Sobre comentários de anônimos, não deveriam ser deixados aqui, ofendem quem lê. Penso que deveriam ser excluídos. Diferente da censura, que não deve existir, penso que uma pessoa pode falar o que quiser, mas desde que se identifique. Esse "anônimo" tirou frases do contexto e ainda falou um absurdo como "católico normal"; ...risos.. mas o que seria um "católico anormal"? Os próprios termos "normal" e o seu contrário trazem em si uma carga de opressão muito grande. Penso que toda a militância LGBT deve trabalhar para divulgar muito o Estatuto da Diversidade. Parabéns pela entrevista colocada aqui e parabéns ao advogado Flávio Fahur.
Beijo do fã,
Ricardo Aguieiras

Equipe Diversidade Católica disse...

Queridíssimo Ricardo,

Como sempre, só temos a agradecer pela sua contribuição preciosa! :-)

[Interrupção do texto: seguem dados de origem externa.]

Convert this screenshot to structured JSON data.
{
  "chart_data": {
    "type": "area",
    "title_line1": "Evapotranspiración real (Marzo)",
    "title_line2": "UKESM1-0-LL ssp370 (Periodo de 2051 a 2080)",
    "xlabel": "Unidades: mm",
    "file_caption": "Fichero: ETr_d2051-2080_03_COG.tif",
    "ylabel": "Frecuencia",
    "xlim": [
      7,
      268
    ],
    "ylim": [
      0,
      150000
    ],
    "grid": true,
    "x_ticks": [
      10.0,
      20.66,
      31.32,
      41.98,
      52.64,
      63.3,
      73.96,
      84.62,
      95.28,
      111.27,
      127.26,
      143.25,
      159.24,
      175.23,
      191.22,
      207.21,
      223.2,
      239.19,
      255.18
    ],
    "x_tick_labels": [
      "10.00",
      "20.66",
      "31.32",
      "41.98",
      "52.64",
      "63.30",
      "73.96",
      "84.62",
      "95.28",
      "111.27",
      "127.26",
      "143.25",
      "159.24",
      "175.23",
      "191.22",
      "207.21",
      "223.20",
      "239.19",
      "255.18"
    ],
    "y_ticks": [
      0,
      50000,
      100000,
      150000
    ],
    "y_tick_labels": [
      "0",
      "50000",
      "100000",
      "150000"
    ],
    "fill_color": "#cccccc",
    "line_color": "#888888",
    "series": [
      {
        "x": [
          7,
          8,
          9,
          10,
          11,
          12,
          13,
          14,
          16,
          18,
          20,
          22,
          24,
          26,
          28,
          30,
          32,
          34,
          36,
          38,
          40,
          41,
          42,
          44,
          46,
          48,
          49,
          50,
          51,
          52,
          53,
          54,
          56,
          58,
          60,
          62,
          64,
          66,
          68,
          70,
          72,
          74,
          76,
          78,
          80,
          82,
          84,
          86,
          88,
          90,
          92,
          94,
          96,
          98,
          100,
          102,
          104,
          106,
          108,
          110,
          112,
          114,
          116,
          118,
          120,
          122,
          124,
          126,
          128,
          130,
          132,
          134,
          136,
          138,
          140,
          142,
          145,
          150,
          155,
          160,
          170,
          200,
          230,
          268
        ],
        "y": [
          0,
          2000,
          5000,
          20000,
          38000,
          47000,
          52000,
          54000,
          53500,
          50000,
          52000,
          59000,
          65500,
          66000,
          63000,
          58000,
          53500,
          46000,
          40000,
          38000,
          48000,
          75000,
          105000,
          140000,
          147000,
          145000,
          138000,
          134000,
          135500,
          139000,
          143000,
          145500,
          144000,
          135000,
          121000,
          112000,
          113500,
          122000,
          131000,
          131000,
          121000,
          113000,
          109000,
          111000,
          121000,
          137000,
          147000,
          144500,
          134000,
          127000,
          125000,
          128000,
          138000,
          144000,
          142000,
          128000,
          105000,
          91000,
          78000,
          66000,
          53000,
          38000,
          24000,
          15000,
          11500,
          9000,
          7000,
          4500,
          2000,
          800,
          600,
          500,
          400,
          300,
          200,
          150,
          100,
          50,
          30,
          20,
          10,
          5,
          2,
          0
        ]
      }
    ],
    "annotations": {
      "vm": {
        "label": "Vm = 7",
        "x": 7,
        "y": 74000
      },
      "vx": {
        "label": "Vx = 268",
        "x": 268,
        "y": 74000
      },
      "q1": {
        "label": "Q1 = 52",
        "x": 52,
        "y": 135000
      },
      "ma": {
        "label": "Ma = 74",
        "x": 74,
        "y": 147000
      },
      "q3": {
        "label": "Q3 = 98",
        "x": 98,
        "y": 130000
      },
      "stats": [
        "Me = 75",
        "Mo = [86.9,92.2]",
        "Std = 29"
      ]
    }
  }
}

Com relação à questão dos comentários... Isso dá tanto pano pra manga por aqui... Pensamos na questão do anonimato e em exigir identificação, como você sugeriu - se bem que qualquer identificação sempre poderá ser falsa, e a pessoa pode dizer as mesmas coisas que a alguns ofendem, a outros irritam, a outros inspiram compaixão, sob uma identidade verdadeira ou falsa, e que diferença fará?

Por ora, vamos mantendo como está por acreditarmos que é a atitude mais coerente com a nossa busca de abertura e de ouvir o que o outro tem a dizer. Mesmo que a gente não goste de ouvir e mesmo que não partilhemos da sua opinião. Para isso está aí aberto o canal do diálogo, para que nós e todos os que quiserem possam se colocar e expor seus pontos de vista, celebrando a diversidade de opiniões, visões de mundo e humanidades que tanto prezamos...

Acreditamos que, mais do que determinar quem está certo e quem está errado, o precioso disso é o exercício de poder conviver com a diferença.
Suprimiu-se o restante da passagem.